Autrement dit, sur un salaire au niveau du SMIC, une entreprise de moins de vingt salariés, en 2014, dans le système Fillon, était exonérée de 28,1 points, sur un total de cotisations représentant 41,98 % du salaire brut, soit un reste à payer de 13,88 %. En 2015, sur un taux de cotisation qui ne sera plus qu'à 40,18 % du salaire brut, du fait de l'exonération de 1,8 point de cotisation d'allocations familiales, elle sera exonérée de 27,95 points : le reste à payer n'est plus que de 12,23 % - 1,65 point de moins - soit 286 euros par an. Le même raisonnement s'applique pour les entreprises de plus de vingt salariés : le reste à payer est ramené de 18,61 % à 14,46 % - 4,15 points de différence - soit 720 euros sur l'année.

Ce nouveau mécanisme annule l'effet de seuil des exonérations « Fillon », qui défavorisaient les entreprises de plus de vingt salariés et simplifie le système, en exonérant totalement un groupe de cotisations pour l'emploi d'un salarié payé au SMIC. Le coût de la mesure est estimé à 1,4 milliard d'euros. Si l'on y ajoute les 3 milliards d'euros des cotisations d'allocations familiales, cela représente un total de 4,4 milliards d'euros.

Une mesure équivalente est prévue pour les travailleurs indépendants. Il s'agit de la baisse des cotisations d'allocations familiales de 3,1 points jusqu'à 3 SMIC, à quoi s'ajoute une dégressivité jusqu'à 3,8 SMIC, pour un coût estimé à 1 milliard d'euros. La mesure bénéficiera à 82 % des travailleurs indépendants et à 95 % des non-salariés agricoles.

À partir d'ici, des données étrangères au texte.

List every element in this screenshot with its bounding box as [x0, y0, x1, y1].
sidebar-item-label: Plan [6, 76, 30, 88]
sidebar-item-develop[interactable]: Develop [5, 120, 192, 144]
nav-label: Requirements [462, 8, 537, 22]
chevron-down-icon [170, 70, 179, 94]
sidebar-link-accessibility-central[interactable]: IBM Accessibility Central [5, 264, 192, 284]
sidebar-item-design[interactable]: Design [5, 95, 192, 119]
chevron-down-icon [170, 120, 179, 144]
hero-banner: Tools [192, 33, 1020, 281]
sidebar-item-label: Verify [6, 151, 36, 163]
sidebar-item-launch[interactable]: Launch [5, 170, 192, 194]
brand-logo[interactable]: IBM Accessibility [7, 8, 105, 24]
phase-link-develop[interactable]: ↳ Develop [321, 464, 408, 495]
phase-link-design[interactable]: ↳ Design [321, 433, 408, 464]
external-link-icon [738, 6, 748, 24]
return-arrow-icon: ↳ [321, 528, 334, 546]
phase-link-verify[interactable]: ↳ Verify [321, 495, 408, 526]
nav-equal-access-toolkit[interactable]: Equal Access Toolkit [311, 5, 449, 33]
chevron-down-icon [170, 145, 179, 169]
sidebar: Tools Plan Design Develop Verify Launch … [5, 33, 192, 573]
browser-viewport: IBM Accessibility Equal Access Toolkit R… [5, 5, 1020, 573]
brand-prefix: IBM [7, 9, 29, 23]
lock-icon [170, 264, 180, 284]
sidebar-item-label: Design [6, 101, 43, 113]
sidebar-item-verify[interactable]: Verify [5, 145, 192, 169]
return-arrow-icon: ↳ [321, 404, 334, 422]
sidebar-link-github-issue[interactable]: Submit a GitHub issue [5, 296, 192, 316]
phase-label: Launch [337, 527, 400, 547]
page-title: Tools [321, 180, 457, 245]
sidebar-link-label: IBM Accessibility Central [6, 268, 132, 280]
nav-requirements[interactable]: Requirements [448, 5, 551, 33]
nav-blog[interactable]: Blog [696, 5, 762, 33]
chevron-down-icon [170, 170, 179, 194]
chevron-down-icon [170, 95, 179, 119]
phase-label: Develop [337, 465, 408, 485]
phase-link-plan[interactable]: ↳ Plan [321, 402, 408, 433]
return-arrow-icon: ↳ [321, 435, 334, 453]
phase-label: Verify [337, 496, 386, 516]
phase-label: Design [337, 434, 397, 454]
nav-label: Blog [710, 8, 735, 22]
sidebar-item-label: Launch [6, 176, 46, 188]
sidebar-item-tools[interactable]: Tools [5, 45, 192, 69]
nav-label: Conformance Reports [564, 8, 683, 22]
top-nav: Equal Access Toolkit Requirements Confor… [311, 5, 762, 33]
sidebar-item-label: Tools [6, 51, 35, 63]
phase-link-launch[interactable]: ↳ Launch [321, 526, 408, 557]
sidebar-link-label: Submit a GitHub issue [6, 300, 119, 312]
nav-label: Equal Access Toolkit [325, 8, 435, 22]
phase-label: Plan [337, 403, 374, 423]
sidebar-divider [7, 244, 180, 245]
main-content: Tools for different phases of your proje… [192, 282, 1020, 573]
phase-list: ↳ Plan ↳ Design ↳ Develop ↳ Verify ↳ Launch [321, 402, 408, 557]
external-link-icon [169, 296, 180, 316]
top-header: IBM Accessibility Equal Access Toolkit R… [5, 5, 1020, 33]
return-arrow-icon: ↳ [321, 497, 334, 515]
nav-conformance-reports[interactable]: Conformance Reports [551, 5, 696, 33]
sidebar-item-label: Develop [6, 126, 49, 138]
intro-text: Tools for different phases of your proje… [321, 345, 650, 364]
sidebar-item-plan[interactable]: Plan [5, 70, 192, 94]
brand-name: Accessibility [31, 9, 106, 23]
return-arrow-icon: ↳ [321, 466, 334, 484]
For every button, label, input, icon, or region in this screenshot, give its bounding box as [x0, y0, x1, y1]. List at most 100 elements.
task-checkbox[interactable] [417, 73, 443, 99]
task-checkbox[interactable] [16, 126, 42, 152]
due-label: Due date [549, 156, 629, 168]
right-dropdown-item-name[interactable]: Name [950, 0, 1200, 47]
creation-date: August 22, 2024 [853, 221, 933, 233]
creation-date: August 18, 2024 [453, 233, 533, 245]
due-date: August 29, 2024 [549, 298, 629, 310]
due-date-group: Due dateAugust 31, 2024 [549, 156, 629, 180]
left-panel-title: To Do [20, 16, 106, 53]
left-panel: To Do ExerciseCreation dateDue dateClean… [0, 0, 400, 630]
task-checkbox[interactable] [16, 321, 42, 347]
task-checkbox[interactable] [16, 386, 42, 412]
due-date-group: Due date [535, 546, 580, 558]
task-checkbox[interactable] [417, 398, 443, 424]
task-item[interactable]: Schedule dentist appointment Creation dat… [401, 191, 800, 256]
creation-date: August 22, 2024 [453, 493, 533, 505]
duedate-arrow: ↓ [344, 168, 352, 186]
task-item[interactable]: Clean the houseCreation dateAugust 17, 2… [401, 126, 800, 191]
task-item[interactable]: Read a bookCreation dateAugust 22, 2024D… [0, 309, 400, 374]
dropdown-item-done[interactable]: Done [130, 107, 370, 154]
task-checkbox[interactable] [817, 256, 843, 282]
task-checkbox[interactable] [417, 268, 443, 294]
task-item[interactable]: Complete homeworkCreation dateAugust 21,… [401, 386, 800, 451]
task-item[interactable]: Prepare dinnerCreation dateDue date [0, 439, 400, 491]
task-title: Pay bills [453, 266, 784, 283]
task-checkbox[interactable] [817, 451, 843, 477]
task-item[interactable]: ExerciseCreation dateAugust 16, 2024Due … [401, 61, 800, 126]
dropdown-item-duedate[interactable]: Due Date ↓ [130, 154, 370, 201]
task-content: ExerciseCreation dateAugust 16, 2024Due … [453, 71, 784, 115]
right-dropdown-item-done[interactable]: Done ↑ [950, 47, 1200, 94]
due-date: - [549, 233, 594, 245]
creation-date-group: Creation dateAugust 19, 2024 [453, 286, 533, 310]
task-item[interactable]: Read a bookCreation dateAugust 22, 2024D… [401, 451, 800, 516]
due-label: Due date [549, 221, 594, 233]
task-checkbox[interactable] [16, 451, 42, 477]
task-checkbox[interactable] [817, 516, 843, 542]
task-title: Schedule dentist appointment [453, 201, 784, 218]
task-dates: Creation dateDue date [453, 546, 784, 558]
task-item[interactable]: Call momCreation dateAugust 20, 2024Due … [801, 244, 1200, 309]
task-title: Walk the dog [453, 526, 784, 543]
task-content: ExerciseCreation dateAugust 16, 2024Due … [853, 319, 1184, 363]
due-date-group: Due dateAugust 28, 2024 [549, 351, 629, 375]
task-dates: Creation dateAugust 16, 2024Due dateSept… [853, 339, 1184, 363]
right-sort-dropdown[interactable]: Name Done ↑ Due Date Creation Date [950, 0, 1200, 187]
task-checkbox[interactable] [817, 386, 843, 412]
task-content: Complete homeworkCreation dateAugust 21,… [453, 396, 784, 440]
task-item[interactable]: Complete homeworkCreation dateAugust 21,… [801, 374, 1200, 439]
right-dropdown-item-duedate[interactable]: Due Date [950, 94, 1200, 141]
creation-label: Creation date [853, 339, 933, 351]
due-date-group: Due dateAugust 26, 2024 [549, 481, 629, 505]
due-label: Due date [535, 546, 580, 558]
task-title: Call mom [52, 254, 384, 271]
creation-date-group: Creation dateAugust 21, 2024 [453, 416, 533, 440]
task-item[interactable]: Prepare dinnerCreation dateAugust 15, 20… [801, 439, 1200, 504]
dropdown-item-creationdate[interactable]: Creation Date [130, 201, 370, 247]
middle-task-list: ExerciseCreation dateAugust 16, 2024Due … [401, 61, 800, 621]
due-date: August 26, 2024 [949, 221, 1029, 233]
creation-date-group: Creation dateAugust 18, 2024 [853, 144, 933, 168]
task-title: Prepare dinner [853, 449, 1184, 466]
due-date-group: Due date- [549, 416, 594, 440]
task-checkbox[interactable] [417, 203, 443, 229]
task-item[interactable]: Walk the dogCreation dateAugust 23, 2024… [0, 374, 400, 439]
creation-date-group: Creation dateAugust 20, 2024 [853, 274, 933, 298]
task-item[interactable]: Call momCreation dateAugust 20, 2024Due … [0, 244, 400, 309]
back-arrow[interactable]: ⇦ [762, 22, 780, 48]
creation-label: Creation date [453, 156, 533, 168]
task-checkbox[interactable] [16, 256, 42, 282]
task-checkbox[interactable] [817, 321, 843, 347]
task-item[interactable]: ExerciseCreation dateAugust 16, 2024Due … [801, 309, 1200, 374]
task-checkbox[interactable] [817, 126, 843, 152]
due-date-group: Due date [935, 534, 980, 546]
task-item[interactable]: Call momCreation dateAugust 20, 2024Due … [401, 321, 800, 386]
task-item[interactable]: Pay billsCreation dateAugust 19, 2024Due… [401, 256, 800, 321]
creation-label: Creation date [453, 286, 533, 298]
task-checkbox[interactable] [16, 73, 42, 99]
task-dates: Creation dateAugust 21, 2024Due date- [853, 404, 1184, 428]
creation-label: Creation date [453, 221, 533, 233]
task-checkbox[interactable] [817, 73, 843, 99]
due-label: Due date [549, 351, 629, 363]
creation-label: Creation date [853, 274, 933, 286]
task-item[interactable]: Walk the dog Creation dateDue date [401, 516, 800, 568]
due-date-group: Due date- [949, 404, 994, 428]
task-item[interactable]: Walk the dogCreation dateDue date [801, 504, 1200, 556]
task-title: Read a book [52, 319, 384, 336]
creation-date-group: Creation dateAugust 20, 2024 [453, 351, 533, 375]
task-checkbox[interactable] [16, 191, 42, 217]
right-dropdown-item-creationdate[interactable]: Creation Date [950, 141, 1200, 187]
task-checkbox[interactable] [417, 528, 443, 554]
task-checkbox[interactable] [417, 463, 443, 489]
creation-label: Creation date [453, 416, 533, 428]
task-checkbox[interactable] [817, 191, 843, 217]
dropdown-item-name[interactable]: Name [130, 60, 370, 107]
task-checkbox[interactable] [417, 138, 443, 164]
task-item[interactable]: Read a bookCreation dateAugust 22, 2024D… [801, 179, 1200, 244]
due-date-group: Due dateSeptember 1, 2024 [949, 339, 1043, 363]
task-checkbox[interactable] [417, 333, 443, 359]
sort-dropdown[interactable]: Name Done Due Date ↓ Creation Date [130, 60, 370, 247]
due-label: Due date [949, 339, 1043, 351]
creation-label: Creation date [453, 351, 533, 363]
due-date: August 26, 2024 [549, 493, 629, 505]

Le pacte prévoit, enfin, une diminution de la contribution sociale de solidarité à la charge des sociétés (C3S) - en vue de sa disparition à l'horizon 2017 - pour un coût avoisinant 6 milliards d'euros, dont 1 milliard d'euros en 2015. Avec un abattement d'assiette de 3,25 millions d'euros, seules les entreprises dont le chiffre d'affaires est supérieur à ce montant seront, de facto , imposables, quand le seuil d'entrée dans l'imposition est aujourd'hui fixé à 760 000 euros. La mesure entraînera la diminution de 67 % du nombre d'entreprises redevables, essentiellement des petites et moyennes entreprises (PME).

Pour récapituler, l'ensemble des mesures d'allègement de charges sur les entreprises et les ménages représenteront 8,9 milliards d'euros en 2015, 9,2 milliards d'euros en 2016 et un peu plus de 9,5 milliards d'euros en 2017. Étant entendu que ce collectif ne prend en compte que les mesures relatives à 2015 et que le Pacte de responsabilité prévoit de nouvelles exonérations de charges en 2016, ainsi que la poursuite de l'extinction de la C3S.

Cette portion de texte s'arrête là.